Describes how packets are sent and delivered through firewalls from one application to a remote service over the Internet. Explains the necessity of port addresses, used with IP information.
I've watched at least five or six videos in an effort to understand this concept and this is the first video that describes what the port actually IS! It's an opening in a firewall designated for certain types of traffic. THANK YOU DAVE!
I know very little about internet and I am a non-native speaker, but I am still able to fully understand what you said. You explained everything very clearly. Thank you very much!
Great video! Perhaps one detail mussed is that port 80 is the default HTTP port. HTTP is a protocol which can use any port number. There should be a service listening on that port in the server.
This is great, but how does a local OS firewall know what to allow back into the client? does the firewall open an outgoing port automatically in stateful manner and allows the local OS to listen on that port?
Thank you for the video. If a firewall generally allows outgoing traffic, will it allow spyware to send out info if the spyware was installed before the fire wall? does spyware create its own special ports?
yup.. that is why if you have a trojan on your computer. It makes an 'outgoing' connection to a hacker site and they can then find their way back into through the firewall to control your machine, because it is now 'solicited' traffic. (Basically, that is true.. some firewalls now attempt to look into the message further to see what is happening and potentially block it)
Hi! Awesome video! Thanks a lot. I would like to ask something: So you said port 80 is for http protocol and 110 is for POP protocol. So whey doesn't John uses those instead of 1000 and 1100 respectively?
Thanks for the video. What limitations does the max number of allowed port numbers set for the system? Does it set max number of processes allowed to run at a time?
Dear Sir, I need some clarification regarding ports number used. why did u used 1000 for web and 1100 for email instead of their own 80/443 and 23 respectively. looking forward for clarification. thanks for being so informative.
There are source ports and destination ports in every 'message' that gets sent.. The SERVICES (like the web server) use port 80. The client that requests a web page uses its port address of 1000 (or some high port number). So the client sends an HTTP request with a DESTINATION port address of 80 .. this goes TO the web server. The SOURCE port address in that message is some high port number that can be relatively random as it comes from the client. All server services need to use port numbers that are known to everyone; so that everyone can send them messages.
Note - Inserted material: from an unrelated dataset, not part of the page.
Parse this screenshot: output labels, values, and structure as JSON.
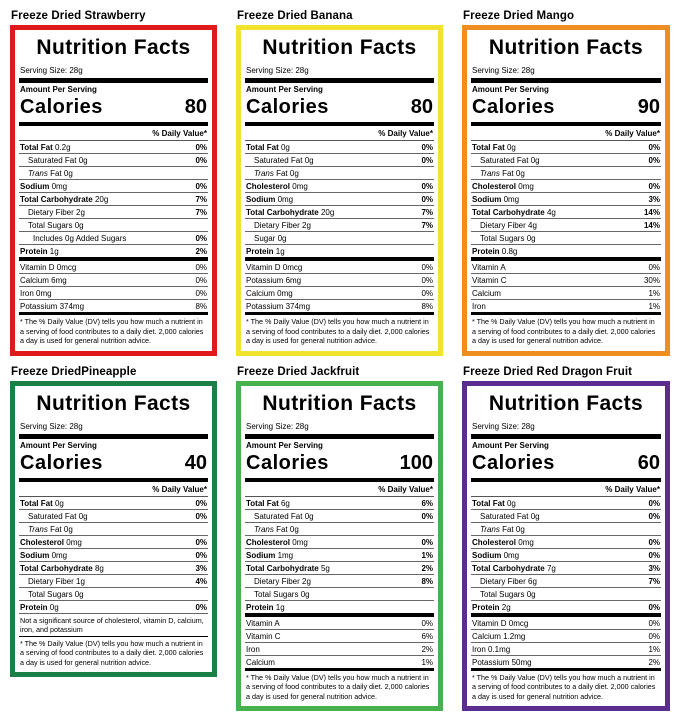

Clients don't need to use a public number, they just pick a high port number.
Hi! I understood the port concept! But I need a small clarification, when we open a web browser and an e-mail on our desktop, on what ports does the data move out, is it something like what I have read on different books, our desktop randomly chooses a port number from 1024 to 65535 and send the data out, but while coming back the data actually goes to the designated port? Is it like this? Or have I gone wrong somewhere? Please clarify.
you open a web browser.. you request a page using a packet. The packet sent out has a Destination port address of 80 because it is going to a web service.. the packet has a Source port address of.. say.. 48000. The firewall on the web server allows Destination port 80 traffic so the packet passes. The Destination port address of 80 routes the packet to the Web service. The web service sees this comes from port 48000 so the return traffic from the web server has a Source port address of 80 and a Destination port address of 48000.. The packet enters the client machine and the software see.. ahh.. this has a destination port address of 48000 and I know that the browser which is open has registered that port.. so I'm going to send the packet to the browser application
Sorry how is a protocol a service or an application? because you've mentioned that a port number is used to identify a service or an application, right?
a protocol is a set of rules that accomplishes some task. A protocol may use a certain port to complete its task as it communicates between two devices. The HTTP protocol defines the use of port 80 for Servers. So the Service part of the client-server pair uses the 'well-known' port address. There is a destination port address and a source port address in most IPv4 connections. A web server will use port 80. The client that requests an HTTP connection can use any random port above 1000.
Nice explanation. Do you have any videos regarding the TCP/IP and TLS protocols? Or source recommendation where I could read more about these topics? I have some basic knowledge of how they work but not quite sure if it's correct.
With a firewall, any unsolicited traffic is blocked. However, Port Forwarding allows some inbound unsolicited traffic. For instance: you can setup a rule so that anything inbound for port 60 will be directed to internal machine IP address of X. So any unsolicited packet received that has a destination of port 60 will be forwarded to Machine X which is in the internal network. This is the only way unsolicited traffic enters the internal network.